Chromium Single Cell Immune Profiling
Cell Ranger3.0, printed on 09/21/2023
Cell Calling Algorithm
Even though we see many putative cell barcodes in the data, only a fraction of them correspond to droplets that truly contained a cell. The remaining droplets generate background reads. The goal of this algorithm is to select the barcodes corresponding to droplets that contained cells.
Cell calling is performed independently of V(D)J read filtering and assembly.
- Take all UMIs with Read Pairs per UMI (RPU) > 1.
- Compute the N50 RPU per barcode. The N50 statistic is an estimate of centrality that is robust to contamination by large numbers of low-value elements.
- Among the highest-read-pair barcodes that comprise 50% of the read pairs, compute the 99th percentile (P99) of the N50 RPU. Remove barcodes whose RPU exceeds this P99.
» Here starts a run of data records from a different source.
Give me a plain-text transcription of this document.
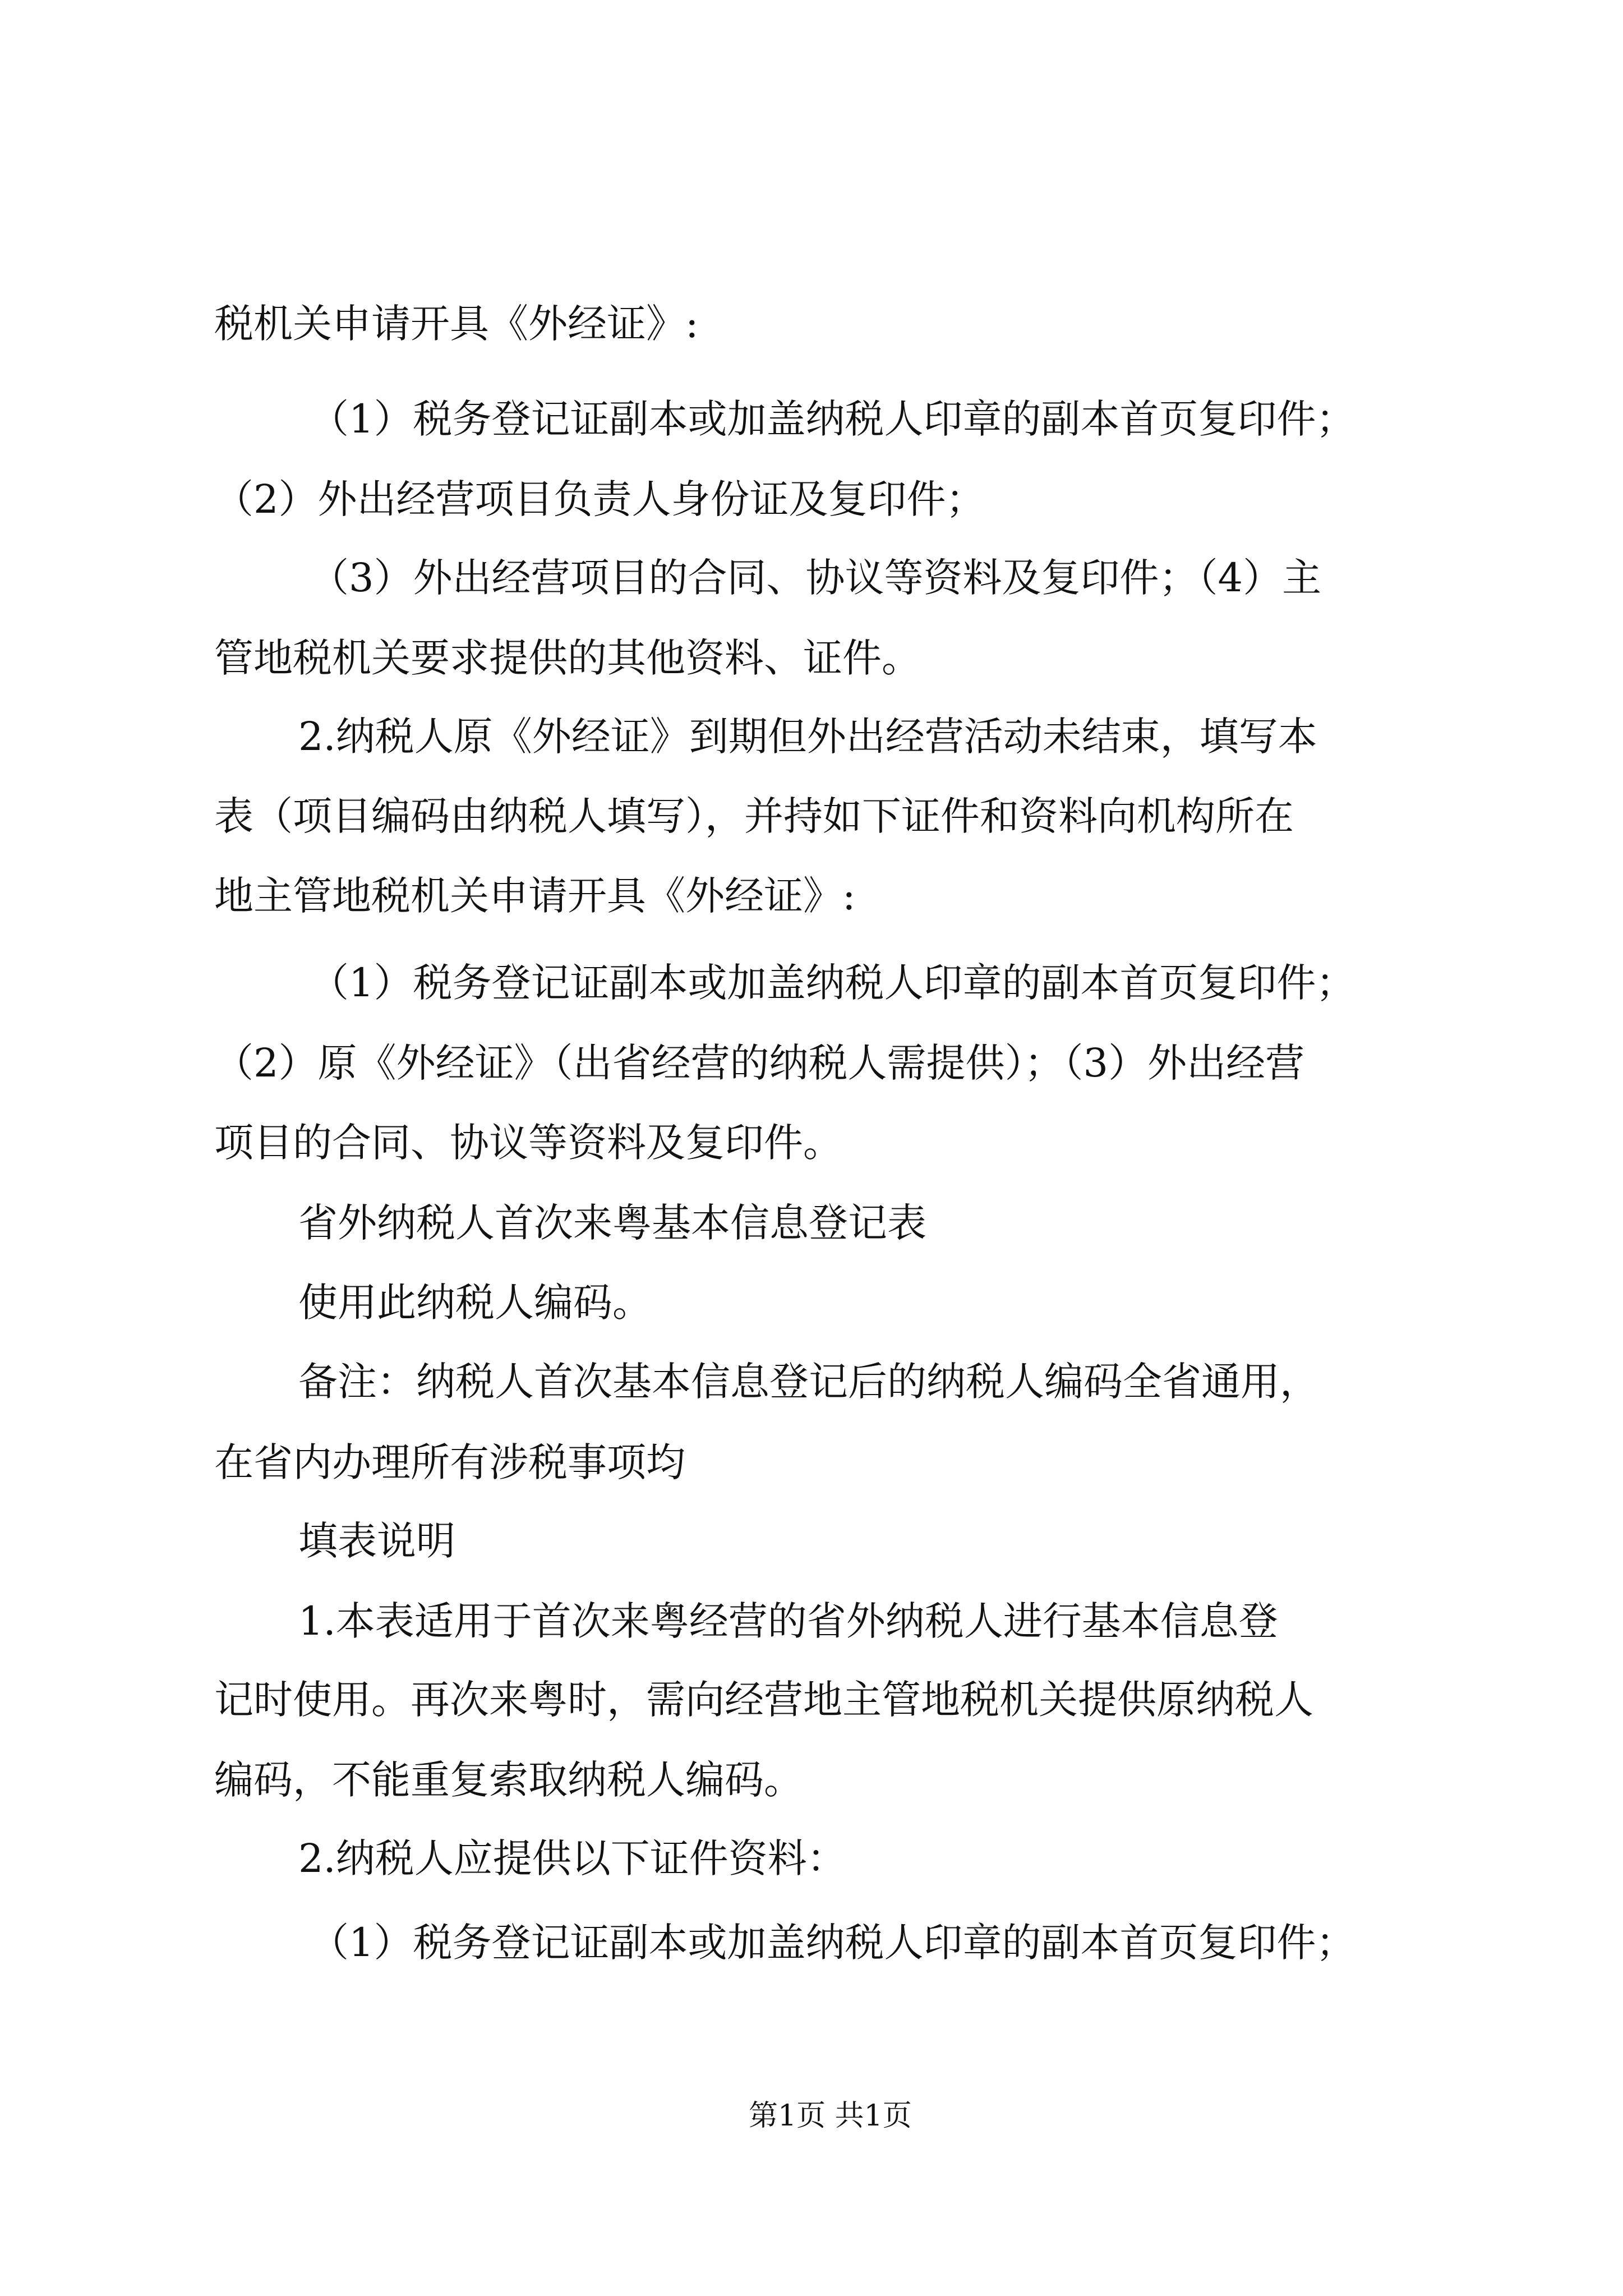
税机关申请开具《外经证》:
（1）税务登记证副本或加盖纳税人印章的副本首页复印件；
（2）外出经营项目负责人身份证及复印件；
（3）外出经营项目的合同、协议等资料及复印件；（4）主
管地税机关要求提供的其他资料、证件。
2.纳税人原《外经证》到期但外出经营活动未结束，填写本
表（项目编码由纳税人填写），并持如下证件和资料向机构所在
地主管地税机关申请开具《外经证》:
（1）税务登记证副本或加盖纳税人印章的副本首页复印件；
（2）原《外经证》（出省经营的纳税人需提供）；（3）外出经营
项目的合同、协议等资料及复印件。
省外纳税人首次来粤基本信息登记表
使用此纳税人编码。
备注：纳税人首次基本信息登记后的纳税人编码全省通用，
在省内办理所有涉税事项均
填表说明
1.本表适用于首次来粤经营的省外纳税人进行基本信息登
记时使用。再次来粤时，需向经营地主管地税机关提供原纳税人
编码，不能重复索取纳税人编码。
2.纳税人应提供以下证件资料：
（1）税务登记证副本或加盖纳税人印章的副本首页复印件；
第1页 共1页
- Fit a 2-component Gaussian mixture model (GMM) to the log(N50 RPU per barcode).
- Let the barcode with the smallest RPU in the higher-mean component be the RPU threshold.
- Take all UMIs that exceed the RPU threshold.
- Fit a 2-component Gaussian mixture model to the log(Filtered UMIs per barcode).
- Call as cells the barcodes with posterior probability > 0.5 of belonging to the higher-mean component.
- Report as "Cell Count Confidence" the fraction of barcodes in the higher-mean component with posterior probability > 0.99. This indicates the quality of the separation between background and cell-associated barcodes.